FNA demonstrated excellent diagnostic performance (sensitivity 99.3%, specificity 100%, accuracy 99.8%) while the Bethesda system refined risk stratification with category 2 strongly associated with the benign outcomes (71.8%) and higher categories consistently linked to malignancy. The strong statistical association (p < 0.001) between FNA and Bethesda categories validates their predicative accuracy.

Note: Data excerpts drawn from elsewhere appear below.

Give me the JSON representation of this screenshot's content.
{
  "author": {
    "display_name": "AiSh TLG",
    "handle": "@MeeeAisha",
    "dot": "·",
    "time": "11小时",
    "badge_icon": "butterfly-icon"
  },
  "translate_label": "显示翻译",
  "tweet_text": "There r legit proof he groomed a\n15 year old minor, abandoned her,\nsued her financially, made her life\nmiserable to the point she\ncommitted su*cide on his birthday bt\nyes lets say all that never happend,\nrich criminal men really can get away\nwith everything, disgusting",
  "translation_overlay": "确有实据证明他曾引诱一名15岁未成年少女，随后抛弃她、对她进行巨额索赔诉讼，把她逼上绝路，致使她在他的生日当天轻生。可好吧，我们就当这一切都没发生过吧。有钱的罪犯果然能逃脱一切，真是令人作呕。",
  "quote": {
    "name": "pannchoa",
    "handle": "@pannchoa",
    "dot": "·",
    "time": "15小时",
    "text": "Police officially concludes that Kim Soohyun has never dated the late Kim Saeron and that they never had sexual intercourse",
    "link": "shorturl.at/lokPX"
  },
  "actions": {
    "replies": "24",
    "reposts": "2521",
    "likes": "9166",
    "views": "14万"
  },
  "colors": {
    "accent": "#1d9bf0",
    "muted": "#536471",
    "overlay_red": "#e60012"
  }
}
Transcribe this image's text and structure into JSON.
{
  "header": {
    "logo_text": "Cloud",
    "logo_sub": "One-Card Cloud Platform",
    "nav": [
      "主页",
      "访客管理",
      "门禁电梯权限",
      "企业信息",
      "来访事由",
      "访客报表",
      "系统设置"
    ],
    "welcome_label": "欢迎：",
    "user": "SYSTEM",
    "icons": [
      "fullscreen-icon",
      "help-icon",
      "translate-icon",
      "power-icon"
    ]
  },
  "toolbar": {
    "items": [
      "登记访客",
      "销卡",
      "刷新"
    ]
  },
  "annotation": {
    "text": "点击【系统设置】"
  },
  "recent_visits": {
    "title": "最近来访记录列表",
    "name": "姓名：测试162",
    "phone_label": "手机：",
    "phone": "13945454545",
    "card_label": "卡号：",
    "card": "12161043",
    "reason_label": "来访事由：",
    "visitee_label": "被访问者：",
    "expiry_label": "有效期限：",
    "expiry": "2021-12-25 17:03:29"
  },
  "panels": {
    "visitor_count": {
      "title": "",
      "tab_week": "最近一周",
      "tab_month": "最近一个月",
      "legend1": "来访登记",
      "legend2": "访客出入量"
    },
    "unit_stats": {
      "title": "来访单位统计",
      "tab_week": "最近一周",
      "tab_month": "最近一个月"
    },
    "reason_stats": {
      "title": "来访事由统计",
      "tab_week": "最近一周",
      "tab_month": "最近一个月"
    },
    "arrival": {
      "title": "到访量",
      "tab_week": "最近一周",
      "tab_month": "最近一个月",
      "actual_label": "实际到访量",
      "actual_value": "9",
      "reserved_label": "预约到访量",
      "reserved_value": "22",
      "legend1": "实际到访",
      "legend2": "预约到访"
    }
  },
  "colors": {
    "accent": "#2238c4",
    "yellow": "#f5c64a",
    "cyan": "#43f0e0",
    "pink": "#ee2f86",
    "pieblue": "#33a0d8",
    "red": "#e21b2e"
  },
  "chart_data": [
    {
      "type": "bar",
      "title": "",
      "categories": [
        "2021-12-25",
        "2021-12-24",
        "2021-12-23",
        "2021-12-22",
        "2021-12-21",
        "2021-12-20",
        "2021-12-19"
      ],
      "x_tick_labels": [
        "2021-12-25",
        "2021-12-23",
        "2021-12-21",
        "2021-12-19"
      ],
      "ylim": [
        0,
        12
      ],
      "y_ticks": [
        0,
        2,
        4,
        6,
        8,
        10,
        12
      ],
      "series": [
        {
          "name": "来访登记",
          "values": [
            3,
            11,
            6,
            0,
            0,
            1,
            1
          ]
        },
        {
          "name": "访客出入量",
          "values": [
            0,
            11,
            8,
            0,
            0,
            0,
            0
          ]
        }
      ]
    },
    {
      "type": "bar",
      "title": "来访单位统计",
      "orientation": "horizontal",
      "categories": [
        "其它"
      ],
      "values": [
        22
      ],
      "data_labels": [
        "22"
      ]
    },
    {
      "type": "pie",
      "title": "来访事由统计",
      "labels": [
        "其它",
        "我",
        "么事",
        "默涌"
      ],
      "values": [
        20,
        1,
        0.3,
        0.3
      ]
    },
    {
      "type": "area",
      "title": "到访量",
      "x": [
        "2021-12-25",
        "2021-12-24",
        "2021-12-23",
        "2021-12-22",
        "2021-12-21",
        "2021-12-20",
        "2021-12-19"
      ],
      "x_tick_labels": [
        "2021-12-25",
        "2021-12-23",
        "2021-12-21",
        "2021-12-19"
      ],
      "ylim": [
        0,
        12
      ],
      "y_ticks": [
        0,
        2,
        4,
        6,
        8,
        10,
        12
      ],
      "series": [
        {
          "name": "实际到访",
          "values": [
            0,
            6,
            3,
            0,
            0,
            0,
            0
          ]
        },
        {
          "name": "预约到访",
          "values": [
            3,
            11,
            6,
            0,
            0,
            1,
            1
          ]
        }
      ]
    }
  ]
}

In conclusion, the combined use of TIRADS imaging, FNA cytology and Bethesda classification provides a reliable and cost-effective diagnostic pathway, minimizing unnecessary surgeries and ensuring timely detection of malignancy. The higher malignancy rate observed in TIRADS 3 nodules in my population emphasizes the importance of FNA in indeterminate nodules.
Acknowledgements
This paper is dedicated to my colleagues for their invaluable guidance and expertise, to my family for their constant encouragement and support, and to all patients whose trust and experiences remain the foundation of progress in medical science.